Diverse Gene Pool

(January 12, 2005 – The Economic Times)

Subroto Bagchi

MindTree’s founders came from three different national origins. Our name was crafted by a California company, while our brand identity was created in India. The Fordham University in New York conducted our employee perception surveys, while a Finnish professor influenced our value system engineering. We raised money from the US and Indian venture sources, and at the same time our people work for American, European, Asian and Australian companies. We could make it happen because instead of following the multinational model, we went the metanational way that better exemplifies the future.

The emergent concept of metanational corporations begins by shifting the balance of power. In it, ideas precede resources. Thought leadership challenges incumbency and access to knowledge is no longer dependent on the fiscal footprint of an organisation. Cross-border availability of capital and a new collaborative model made possible by both the telecommunication revolution and inherently fluid nature of content make hitherto impossible things, possible.

It also puts pressure on the concept of the MNC leading innovation in products, services and-business models. Size no longer remains a critical component of success.

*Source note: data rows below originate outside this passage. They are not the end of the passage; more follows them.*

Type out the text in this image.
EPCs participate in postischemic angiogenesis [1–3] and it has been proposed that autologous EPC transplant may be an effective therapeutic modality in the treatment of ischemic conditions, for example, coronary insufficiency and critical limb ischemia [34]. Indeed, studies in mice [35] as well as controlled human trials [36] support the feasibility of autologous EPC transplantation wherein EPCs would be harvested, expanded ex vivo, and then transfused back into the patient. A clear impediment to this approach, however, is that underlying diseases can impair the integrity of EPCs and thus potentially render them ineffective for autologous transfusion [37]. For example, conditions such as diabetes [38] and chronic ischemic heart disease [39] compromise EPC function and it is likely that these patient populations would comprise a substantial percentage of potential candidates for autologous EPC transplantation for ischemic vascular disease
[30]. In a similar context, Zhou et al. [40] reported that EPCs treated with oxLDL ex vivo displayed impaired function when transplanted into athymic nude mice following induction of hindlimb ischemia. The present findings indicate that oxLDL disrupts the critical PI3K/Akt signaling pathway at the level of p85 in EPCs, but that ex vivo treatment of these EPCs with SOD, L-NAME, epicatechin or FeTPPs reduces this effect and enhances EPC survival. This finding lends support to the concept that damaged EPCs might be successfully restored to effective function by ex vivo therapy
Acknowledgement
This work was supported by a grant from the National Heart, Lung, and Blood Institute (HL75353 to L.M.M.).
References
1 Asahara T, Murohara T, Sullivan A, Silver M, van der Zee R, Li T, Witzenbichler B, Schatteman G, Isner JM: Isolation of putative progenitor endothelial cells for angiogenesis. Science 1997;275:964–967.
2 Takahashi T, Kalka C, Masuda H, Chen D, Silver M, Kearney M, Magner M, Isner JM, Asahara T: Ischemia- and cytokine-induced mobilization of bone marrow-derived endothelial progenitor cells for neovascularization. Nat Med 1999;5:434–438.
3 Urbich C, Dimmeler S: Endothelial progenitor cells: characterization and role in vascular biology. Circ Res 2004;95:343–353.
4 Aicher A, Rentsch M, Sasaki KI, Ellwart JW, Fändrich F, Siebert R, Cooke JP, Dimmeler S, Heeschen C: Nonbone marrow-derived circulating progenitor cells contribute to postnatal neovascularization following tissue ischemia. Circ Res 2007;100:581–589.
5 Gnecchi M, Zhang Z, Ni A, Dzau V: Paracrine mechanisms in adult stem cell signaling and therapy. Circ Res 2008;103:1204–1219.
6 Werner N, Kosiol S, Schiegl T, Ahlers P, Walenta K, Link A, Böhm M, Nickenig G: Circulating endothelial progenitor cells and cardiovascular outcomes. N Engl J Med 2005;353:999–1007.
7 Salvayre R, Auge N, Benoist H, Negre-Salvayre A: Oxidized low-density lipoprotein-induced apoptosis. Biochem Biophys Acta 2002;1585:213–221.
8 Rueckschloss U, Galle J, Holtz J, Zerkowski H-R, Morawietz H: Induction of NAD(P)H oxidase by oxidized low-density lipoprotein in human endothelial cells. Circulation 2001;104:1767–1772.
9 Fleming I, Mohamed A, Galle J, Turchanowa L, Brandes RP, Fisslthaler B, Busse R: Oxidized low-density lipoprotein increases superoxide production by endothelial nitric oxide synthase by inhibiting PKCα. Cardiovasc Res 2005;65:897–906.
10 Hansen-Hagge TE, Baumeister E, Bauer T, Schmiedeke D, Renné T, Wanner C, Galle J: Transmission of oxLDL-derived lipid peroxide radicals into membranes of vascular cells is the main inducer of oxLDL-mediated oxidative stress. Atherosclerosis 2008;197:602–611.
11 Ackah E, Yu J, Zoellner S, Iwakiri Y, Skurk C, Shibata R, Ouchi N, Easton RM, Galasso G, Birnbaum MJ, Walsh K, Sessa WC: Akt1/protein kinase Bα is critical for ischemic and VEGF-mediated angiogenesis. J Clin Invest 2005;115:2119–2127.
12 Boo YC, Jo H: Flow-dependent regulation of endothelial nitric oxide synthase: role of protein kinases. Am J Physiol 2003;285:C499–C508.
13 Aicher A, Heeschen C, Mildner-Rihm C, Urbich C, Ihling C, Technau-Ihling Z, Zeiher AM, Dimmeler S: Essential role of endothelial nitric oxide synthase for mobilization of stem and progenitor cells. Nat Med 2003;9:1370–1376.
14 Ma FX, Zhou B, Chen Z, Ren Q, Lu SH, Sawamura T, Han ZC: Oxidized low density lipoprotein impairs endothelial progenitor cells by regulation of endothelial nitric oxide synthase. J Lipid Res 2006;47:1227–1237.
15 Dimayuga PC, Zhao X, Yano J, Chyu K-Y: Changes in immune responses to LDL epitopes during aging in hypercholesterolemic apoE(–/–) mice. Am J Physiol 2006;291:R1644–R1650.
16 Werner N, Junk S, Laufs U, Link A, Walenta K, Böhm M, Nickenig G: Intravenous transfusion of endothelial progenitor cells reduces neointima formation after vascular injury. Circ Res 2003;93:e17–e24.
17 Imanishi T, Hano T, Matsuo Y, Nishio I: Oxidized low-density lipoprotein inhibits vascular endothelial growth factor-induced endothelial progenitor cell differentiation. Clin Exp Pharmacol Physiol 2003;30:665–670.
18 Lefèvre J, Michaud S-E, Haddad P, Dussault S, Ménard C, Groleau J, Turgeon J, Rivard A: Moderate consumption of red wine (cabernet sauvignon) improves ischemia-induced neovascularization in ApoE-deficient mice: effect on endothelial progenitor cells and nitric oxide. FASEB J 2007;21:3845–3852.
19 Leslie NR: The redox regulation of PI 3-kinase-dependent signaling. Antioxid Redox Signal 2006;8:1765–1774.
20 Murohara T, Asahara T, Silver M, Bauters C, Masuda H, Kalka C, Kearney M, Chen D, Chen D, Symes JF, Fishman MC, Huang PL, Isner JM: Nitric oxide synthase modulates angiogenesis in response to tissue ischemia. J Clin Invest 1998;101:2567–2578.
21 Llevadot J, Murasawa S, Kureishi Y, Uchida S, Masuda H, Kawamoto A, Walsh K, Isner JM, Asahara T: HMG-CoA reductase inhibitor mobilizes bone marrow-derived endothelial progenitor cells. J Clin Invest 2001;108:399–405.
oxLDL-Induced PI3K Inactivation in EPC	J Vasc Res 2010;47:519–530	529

During the last century, access to capital, technology, ideas and market was monopolised by the MNC - it created angst and helplessness among those who had the aspiration but not the ability. However, neither angst nor helplessness can help claim one’s space under the sun. The answer lies in inventing a new balance of competence to unseat the balance of power.

Metanational corporations require the virtues of access, attention and agility- attributes that don’t come because of size. Yet, you don’t become a metanational by serendipity. The thought leadership to be ‘existentially’ global must be front-loaded in the engineering of the enterprise. We have to deeply believe in the power of intellectual diversity. In India, I see a struggle between the desire to be global (in an economic sense) and a traditionally monochromatic mindset (in socio- political sense). If we can step out from it, we can build great institutions that will make India a mainstream player in the global scheme of things.

Given that we’ve witnessed more significant global changes in the past 10 years, as compared to the events of the past 100 years, there’s an emergence of interesting new paradigms that will have significance for building enterprises of the future. When such things happen, incumbency of models and players come into question. This in turn, creates enormous possibilities.

Yves Doz’s concept of the metanational corporation acquires great significance for countries like India from that perspective.